The binary representation consists of a 96 bit integer number, a scaling factor used to specify the decimal fraction and a 1 bit sign. Because of this representation, trailing zeros are preserved and may be exposed when in string form. These can be truncated using the normalize
or round_dp
functions.
Usage
Decimal numbers can be created in a few distinct ways. The easiest and most optimal method of creating a Decimal is to use the procedural macro within the rust_decimal_macros
crate:
// Procedural macros need importing directly
use rust_decimal_macros::*;
let number = dec!(-1.23);
Alternatively you can also use one of the Decimal number convenience functions:
use rust_decimal::prelude::*;
// Using an integer followed by the decimal points
let scaled = Decimal::new(202, 2); // 2.02
// From a string representation
let from_string = Decimal::from_str("2.02").unwrap(); // 2.02
// Using the `Into` trait
let my_int : Decimal = 3i32.into();
// Using the raw decimal representation
// 3.1415926535897932384626433832
let pi = Decimal::from_parts(1102470952, 185874565, 1703060790, false, 28);
Features
db-postgres
This feature enables a PostgreSQL communication module.

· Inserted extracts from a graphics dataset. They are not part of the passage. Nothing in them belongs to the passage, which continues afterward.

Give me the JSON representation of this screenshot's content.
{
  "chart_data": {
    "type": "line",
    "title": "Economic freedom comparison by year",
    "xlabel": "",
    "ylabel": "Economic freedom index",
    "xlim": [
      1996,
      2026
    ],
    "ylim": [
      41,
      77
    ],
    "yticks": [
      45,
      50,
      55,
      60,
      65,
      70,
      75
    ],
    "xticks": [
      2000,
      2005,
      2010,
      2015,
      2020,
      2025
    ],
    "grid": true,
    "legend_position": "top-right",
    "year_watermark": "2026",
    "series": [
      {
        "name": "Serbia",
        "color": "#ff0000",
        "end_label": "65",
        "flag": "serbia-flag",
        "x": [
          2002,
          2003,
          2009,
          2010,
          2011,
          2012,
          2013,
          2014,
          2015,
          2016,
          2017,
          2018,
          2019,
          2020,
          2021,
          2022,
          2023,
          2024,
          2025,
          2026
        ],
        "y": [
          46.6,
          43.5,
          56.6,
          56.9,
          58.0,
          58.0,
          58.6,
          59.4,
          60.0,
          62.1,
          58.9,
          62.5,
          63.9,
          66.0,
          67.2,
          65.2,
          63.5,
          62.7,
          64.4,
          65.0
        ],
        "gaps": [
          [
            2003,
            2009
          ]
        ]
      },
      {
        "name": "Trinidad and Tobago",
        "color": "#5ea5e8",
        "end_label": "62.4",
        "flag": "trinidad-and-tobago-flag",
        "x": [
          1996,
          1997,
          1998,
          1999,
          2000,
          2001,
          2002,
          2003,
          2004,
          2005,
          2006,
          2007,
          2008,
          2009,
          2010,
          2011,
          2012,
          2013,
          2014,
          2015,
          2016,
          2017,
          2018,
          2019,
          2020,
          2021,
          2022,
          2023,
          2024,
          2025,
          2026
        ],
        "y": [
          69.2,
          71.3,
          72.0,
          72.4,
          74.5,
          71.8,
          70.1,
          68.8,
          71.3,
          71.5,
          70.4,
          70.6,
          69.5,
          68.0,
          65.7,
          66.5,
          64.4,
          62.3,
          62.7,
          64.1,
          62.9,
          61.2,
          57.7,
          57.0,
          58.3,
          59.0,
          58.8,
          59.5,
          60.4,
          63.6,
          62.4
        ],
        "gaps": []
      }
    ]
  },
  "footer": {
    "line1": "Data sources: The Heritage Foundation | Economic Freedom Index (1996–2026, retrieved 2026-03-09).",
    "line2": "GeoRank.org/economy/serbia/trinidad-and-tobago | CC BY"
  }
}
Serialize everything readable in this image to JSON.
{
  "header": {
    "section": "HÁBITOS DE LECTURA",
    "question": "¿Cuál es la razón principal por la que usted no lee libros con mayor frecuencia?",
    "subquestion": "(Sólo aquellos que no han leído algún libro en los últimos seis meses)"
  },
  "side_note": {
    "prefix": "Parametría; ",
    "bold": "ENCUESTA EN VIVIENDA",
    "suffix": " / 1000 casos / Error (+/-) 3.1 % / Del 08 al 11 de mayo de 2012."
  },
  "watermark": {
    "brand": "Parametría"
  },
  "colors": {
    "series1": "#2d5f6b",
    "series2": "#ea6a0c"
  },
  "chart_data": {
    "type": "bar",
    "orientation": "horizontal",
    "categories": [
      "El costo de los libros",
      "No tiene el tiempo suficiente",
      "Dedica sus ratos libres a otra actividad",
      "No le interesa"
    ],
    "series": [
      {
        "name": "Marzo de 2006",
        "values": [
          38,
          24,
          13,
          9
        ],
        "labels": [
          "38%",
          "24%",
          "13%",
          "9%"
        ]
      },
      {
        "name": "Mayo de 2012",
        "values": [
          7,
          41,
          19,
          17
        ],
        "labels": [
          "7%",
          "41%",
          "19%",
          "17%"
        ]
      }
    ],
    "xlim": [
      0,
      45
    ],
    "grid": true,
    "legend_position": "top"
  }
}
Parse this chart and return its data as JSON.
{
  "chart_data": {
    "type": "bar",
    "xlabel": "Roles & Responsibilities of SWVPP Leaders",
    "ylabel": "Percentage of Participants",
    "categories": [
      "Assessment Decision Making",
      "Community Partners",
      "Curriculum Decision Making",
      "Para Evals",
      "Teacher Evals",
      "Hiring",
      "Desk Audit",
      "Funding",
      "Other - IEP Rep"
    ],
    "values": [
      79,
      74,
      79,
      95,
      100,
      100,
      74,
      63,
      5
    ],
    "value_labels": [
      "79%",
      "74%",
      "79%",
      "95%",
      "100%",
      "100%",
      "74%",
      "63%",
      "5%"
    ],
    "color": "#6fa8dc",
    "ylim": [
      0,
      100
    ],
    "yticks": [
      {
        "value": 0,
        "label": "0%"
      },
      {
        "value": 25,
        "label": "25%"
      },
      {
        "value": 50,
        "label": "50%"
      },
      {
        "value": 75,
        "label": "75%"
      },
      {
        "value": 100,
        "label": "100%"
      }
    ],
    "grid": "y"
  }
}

It allows for reading and writing the Decimal
type by transparently serializing/deserializing into the NUMERIC
data type within PostgreSQL.
db-tokio-postgres
Enables the tokio postgres module allowing for async communication with PostgreSQL.
db-diesel-postgres
Enable diesel
PostgreSQL support.
serde-float
Enable this so that JSON serialization of Decimal types are sent as a float instead of a string (default).
e.g. with this turned on, JSON serialization would output:
{
"value": 1.234
}
serde-bincode
Since bincode
does not specify type information, we need to ensure that a type hint is provided in order to
correctly be able to deserialize. Enabling this feature on it's own will force deserialization to use deserialize_str
instead of deserialize_any
.
If, for some reason, you also have serde-float
enabled then this will use deserialize_f64
as a type hint. Because
converting to f64
loses precision, it's highly recommended that you do NOT enable this feature when working with
bincode
. That being said, this will only use 8 bytes so is slightly more efficient in regards to storage size.